Periodic Report on Gender Equality in the Workplace

New Order or Decree

Authors: Carlo Majer, Partner, and Caterina Colombano, Associate – Littler Italy

Within the implementation of Article No. 46 of the Gender Equal Opportunity Code (so-called Codice per le pari opportunità), the Interministerial Decree of March 29, 2022, (published in the Official Gazette in April 2022), defines the procedures for public and private companies with more than 50 employees to draw a biennial report on gender equality in the workplace.
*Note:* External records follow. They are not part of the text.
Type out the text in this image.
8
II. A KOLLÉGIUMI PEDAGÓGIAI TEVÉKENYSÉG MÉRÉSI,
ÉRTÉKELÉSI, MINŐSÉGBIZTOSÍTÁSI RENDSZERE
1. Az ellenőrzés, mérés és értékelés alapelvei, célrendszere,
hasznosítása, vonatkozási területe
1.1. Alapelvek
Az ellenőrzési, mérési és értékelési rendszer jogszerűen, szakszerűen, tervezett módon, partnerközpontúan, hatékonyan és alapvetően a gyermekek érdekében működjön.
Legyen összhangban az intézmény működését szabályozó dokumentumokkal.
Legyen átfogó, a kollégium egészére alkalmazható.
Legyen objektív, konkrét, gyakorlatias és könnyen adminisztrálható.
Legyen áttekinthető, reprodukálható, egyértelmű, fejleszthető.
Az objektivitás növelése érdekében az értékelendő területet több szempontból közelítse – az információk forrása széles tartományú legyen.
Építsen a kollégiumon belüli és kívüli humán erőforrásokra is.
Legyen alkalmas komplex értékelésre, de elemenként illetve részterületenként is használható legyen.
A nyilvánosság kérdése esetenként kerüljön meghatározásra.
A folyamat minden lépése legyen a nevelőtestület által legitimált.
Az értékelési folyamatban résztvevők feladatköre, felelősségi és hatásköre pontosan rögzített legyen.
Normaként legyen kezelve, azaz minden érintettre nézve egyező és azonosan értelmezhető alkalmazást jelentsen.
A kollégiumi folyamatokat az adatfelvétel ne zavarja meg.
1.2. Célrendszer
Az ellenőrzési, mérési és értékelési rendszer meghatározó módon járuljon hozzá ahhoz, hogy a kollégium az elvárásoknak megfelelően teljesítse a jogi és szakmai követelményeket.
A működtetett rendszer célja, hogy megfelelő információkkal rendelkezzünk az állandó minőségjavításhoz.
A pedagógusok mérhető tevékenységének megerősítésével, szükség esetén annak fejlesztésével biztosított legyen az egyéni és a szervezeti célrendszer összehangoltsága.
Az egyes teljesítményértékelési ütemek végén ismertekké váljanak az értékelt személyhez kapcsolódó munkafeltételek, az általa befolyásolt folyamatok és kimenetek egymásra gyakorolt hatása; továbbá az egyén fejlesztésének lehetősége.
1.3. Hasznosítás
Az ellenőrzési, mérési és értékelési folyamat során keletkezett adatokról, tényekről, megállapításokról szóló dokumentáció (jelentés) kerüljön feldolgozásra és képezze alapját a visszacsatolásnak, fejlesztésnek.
The report must be submitted electronically through the new software available on the Labor Services website, which is operational as of June 23, 2022. For the 2020-2021 biennium, the submission deadline is September 30, 2022. For subsequent years, the deadline will be April 30 of the year following the end of each biennium.

Failure to submit the report - even after a solicitation for regularization by the competent Labor Inspectorate - results in the application of pecuniary administrative fines; if the noncompliance continues for more than 12 months, any social contribution benefits enjoyed by the company are suspended for one year. The National Labor Inspectorate verifies the truthfulness and completeness of the reports, and in case of a false or incomplete report, a fine of EUR 1,000 to EUR 5,000 will be applied.

Dismissal for Objective Reasons

Precedential Decision by Judiciary or Regulatory Agency

Authors: Carlo Majer, Partner, and Caterina Colombano, Associate – Littler Italy

The Constitutional Court in its decision No. 125/2022, published in the Official Gazette in May 2022, declared specific language in Law no. 300/1970 to be unconstitutional. As a result, the word “manifest” as an objective reason for dismissal is expunged from the law. This decision applies to actions brought by employees hired before March 7, 2015, where the workforce consists of more than 15 employees.

In Italy, dismissals that are based on justified objective reasons, such as change in production activity or work organization, are lawful if the employer provides the relevant evidence. Under the old language of the law, a court could find the dismissal to be unlawful – and order remedies, such as reinstatement or indemnity – if there was a “manifest lack of existence” of the objective reasons for the dismissal. For the nonexistence to be “manifest,” it had to be evident, self-expressed, and incontrovertible. By removing the requirement for the “lack of existence” to be “manifest,” the Constitutional Court’s decision makes it easier for dismissed employees to meet a lower standard of proof to be reinstated to the employment.

COVID-19 at Workplace: The Latest News

New Regulation or Official Guidance

Authors: Carlo Majer, Partner, and Caterina Colombano, Associate – Littler Italy

On June 30, 2022, the social parties updated the Protocol for the management of the COVID-19 emergency in the workplace. The protocol provides various key points, including: (i) employer’s informational duties to manage COVID-19 risks in the workplace and any measures that can be applied; (ii) access to the workplace can be conditioned on the control of body temperature, always in full compliance with the data protection laws and regulations; (iii) the obligation to ensure adequate cleanliness in corporate premises; (iv) the obligation to comply with hygienic precautions within the workplace, such as hand cleaning; (v) although masks are no longer mandatory in indoor places, with the exception of some areas, the employer must still ensure their availability; (vi) health surveillance must continue to be conducted by the company doctor in cooperation with the employer and other professionals provided for in the H&S workplace legislation; (vii) agile work (i.e., smart working) remains a strongly recommended instrument for the containment of the spread of the virus.

In this regard, Law No. 52/2022, published in May 2022, extended the so-called simplified “smart working” until August 31, 2022.

Information contained in this publication is intended for informational purposes only and does not constitute legal advice or opinion, nor is it a substitute for the professional judgment of an attorney.